The lawsuit claims that the real usage caps on Anthropic’s Max 5x and Max 20x tiers are difficult to pin down and appear to fall well short of what the company advertises. Kahn upgraded to the Max 20x plan in April after starting to use Claude Code, Anthropic’s AI coding tool. He says he burned through 15 percent of his weekly allowance in a single five-hour session. The lawsuit is seeking class-action status on behalf of other US consumers who bought a Max plan since Anthropic started offering them last year.

Anthropic declined to comment on the case.

To understand why this matters, it helps to know how Anthropic structures its paid plans. The company offers three individual subscription tiers:

  • Claude Pro at $17 per month, which promises at least five times the usage of the free tier during peak hours
  • Max 5x at $100 per month, offering up to five times the usage of Pro
  • Max 20x at $200 per month, promising up to 20 times the Pro allowance

Even at those prices, the company’s own website acknowledges that message counts vary based on length, file attachments, conversation history, and which model or feature you use. That kind of vague language is exactly what the lawsuit takes issue with. “The actual usage provided by the Max 5x and Max 20x plans is far below the advertised amount of usage,” it alleges.

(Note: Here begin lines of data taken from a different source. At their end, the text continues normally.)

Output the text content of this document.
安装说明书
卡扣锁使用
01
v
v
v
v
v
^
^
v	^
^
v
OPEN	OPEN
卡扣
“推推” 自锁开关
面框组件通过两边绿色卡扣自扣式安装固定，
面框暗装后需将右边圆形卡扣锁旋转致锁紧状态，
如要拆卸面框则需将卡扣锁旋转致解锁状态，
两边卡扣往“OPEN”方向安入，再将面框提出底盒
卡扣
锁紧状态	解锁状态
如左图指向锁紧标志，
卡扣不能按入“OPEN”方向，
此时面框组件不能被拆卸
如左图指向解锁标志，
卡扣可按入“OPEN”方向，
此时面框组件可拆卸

Complaints about rate limits are nothing new in Anthropic’s user community. Reddit threads on the topic come up regularly, with one recent post describing how a single Claude Code prompt ate through an entire five-hour usage window. Anthropic introduced weekly rate limits on Claude Code back in July 2025 after some users were running the coding agent around the clock in the background.

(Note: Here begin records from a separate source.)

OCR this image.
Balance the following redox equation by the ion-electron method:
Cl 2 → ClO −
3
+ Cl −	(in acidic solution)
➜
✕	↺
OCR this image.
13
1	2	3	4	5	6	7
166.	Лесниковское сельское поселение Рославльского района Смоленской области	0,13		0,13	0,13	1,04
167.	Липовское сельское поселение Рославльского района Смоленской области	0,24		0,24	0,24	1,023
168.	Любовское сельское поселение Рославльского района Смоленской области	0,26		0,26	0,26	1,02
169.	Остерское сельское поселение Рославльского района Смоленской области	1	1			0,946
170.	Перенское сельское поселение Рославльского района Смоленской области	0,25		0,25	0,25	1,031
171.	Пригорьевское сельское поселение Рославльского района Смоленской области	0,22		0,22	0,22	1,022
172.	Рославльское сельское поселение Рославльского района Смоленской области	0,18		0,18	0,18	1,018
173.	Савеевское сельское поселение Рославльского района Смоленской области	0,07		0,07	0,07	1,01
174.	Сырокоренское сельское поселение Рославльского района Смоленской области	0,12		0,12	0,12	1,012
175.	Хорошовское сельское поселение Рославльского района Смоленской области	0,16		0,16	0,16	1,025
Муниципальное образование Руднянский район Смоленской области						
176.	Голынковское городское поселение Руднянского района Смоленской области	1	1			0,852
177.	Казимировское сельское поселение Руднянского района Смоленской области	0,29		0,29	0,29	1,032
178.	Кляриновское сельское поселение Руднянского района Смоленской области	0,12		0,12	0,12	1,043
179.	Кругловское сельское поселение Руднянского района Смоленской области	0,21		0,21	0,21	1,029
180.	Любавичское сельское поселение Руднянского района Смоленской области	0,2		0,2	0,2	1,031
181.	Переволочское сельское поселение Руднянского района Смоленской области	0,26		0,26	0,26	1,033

The core issue here is a technical one. Every AI model runs on tokens, the units it uses to process text. When you type a prompt, the model breaks your words, punctuation, and characters into numbers that connect to patterns it learned during training. Generating a response has both input and output costs, and those costs can spike fast depending on how complex your request is. A simple question is cheap. A long coding session is not.

This is where the lawsuit points to something much bigger than one unhappy subscriber. Traditional software subscriptions sell access to a fixed product. You pay for Spotify and you get Spotify. But AI inference doesn’t work that way. The compute cost of running a model scales with how you use it, and that cost can swing dramatically from one session to the next. Flat-rate pricing for something this variable was always going to create friction.

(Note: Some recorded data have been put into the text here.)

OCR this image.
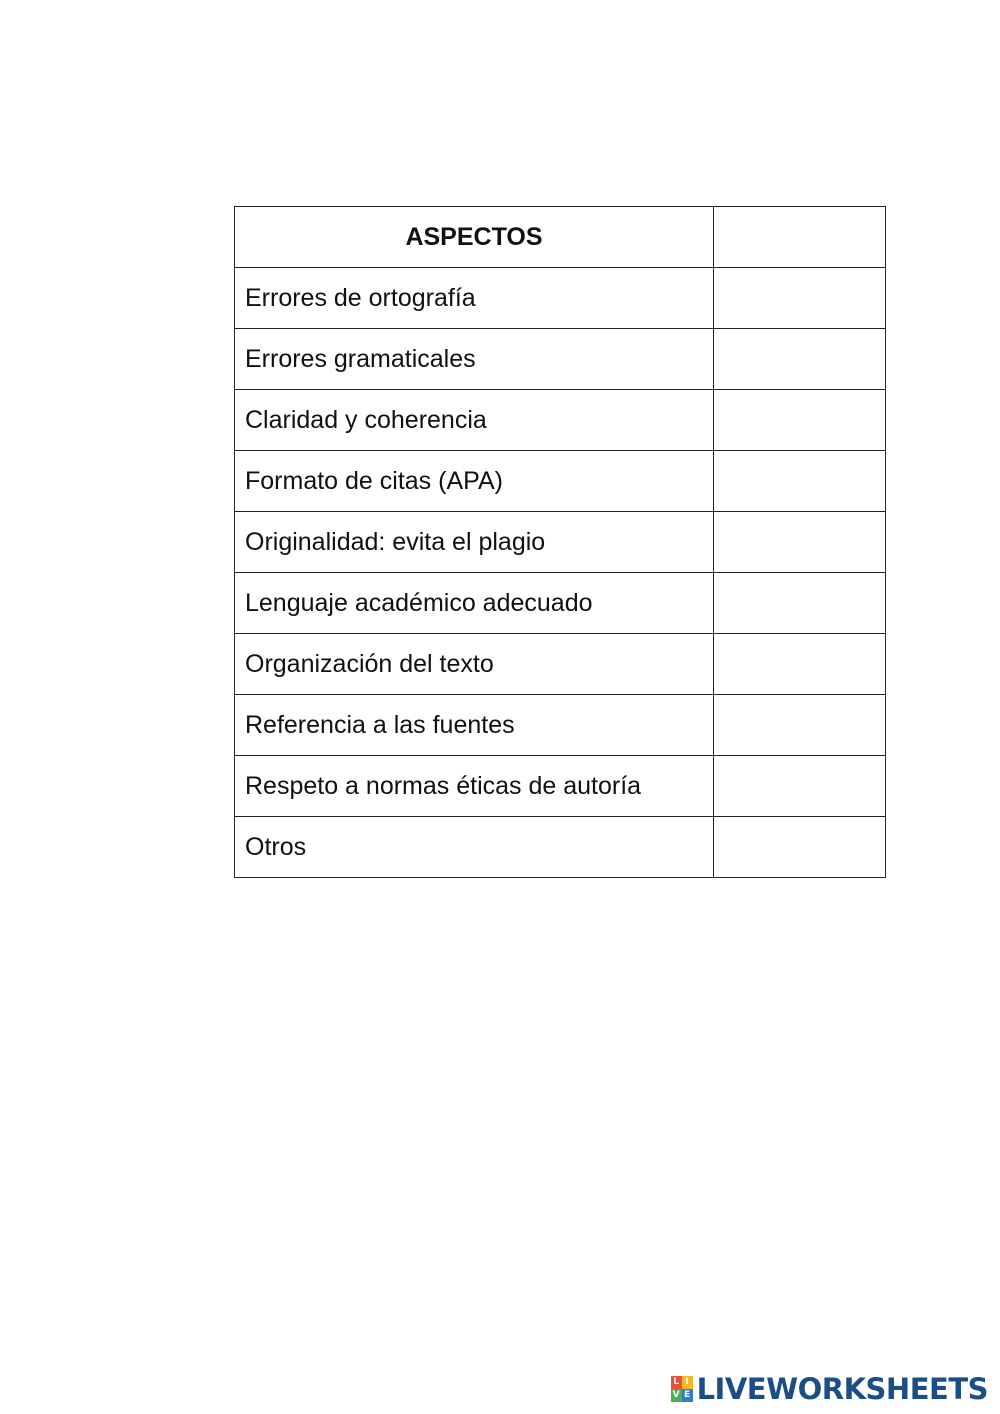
ASPECTOS	
Errores de ortografía	
Errores gramaticales	
Claridad y coherencia	
Formato de citas (APA)	
Originalidad: evita el plagio	
Lenguaje académico adecuado	
Organización del texto	
Referencia a las fuentes	
Respeto a normas éticas de autoría	
Otros	
L I
V E LIVEWORKSHEETS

Right now, venture capital is helping companies like Anthropic absorb the gap between what users pay and what it actually costs to run these models. But that situation won’t last forever. Both Anthropic and OpenAI are expected to go public eventually, and when they do, the pressure to close that gap will increase sharply. The question of how to honestly communicate usage limits to paying customers isn’t just a legal problem. It’s a business model problem the entire industry will have to answer.